Dün akşam izlediğim iki film üzerine yazacaktım, akademi baskın çıktı. Çocukluk aşklarımdan İzzet Günay'ın klasik filmi Akşam Güneşi'ni seyrettim sonunda. Hayatının iki aşk romanı masterpiece'ini ilan eden birisi Mösyö Pamük'ün Masumiyet Müzesi ile Reşat Nuri Güntekin'in Akşam Güneşi'ni tutkuyla anmıştı. Reşat Nuri, pek tutku uyandıran bir yazar değildir bende ama roman daha kayda değer olabilir diye düşündüm filmdeki ruhsal çalkantılarının çok derin olduğunu tahmin ettiğimiz karizmatik Nazmi karakterinin pat diye melaike kesildiğini, aşık oluverdiğini görünce. Gerçi insan pat diye aşık olmuyor muydu? Her neyse, karakterlerin daha ikna edici olduğuna inandığım romanı okurum belki bir gün, filmden kalansa İzzet Günay ve Sultan başta olmak üzere Parla Şenol'dan Nubar Terziyan'a bütün oyuncular, Rembrandtvari gölgelendirmeler, ara ara yürek kaşıyan gıcırtılı gergin melodiler, keskin geçişlerin komikliği ve güzelliği...
Birincisini ve ikincisini seyretmediğim Toy Story 3 ise dün izlediğim diğer filmdi. İzlediğim her şey üzerine yazacak değilim, yazmıyorum da ama bunun üzerine iki kelam etmezsem rahat edemezdim.
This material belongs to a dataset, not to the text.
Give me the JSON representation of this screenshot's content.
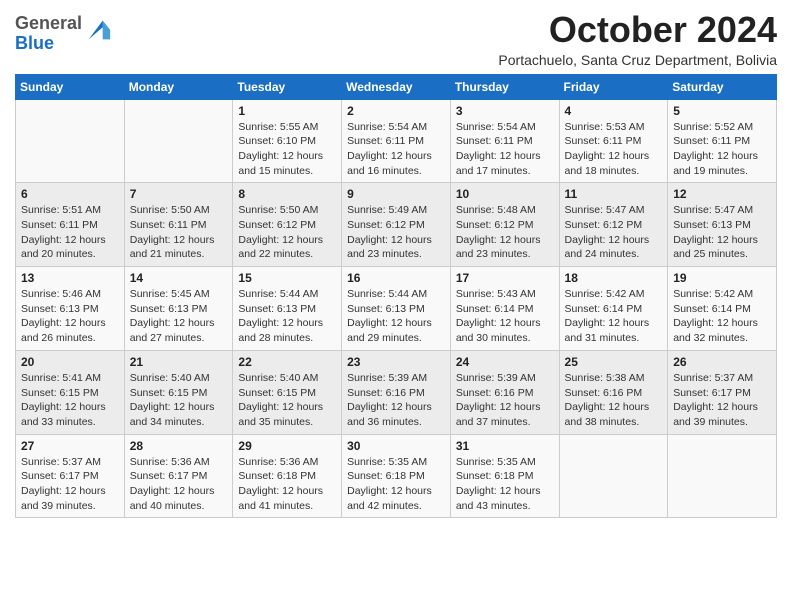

Benim gibi oyuncaklarıyla ailevi bir ilişki kuran birisi için bu film ilk iki filmde ne olup bittiği hakkında hiçbir fikriniz olmasa bile tüyleri diken diken edecek bir hassasiyete sahip. O hassasiyet de sadece duygulara yoğunlaşmak anlamında değil, sinefil hassasiyetine de dokunarak sağlanıyor. "Çocukken oyuncaklarının değerini bilmeyen bir çocuk büyüyünce de bir haltın değerini bilmez" diye kışkırtıcı bir şey atarım vallahi ortaya.
eagleton'ın yazısını ben de okudum nilucan. çok doğru şeyler söylüyor ama yine de vassaf'ın bahsettiği o muhteşem isveç modeli pek az yerde işliyor. humanities bölümleri çoğu üniversitenin atalet yüklü pinekleme merkezleri gibi. orijinal hiçbir şey söylemeyen tezler, hiçbir yere varmayan mastürbatif muhabbetler...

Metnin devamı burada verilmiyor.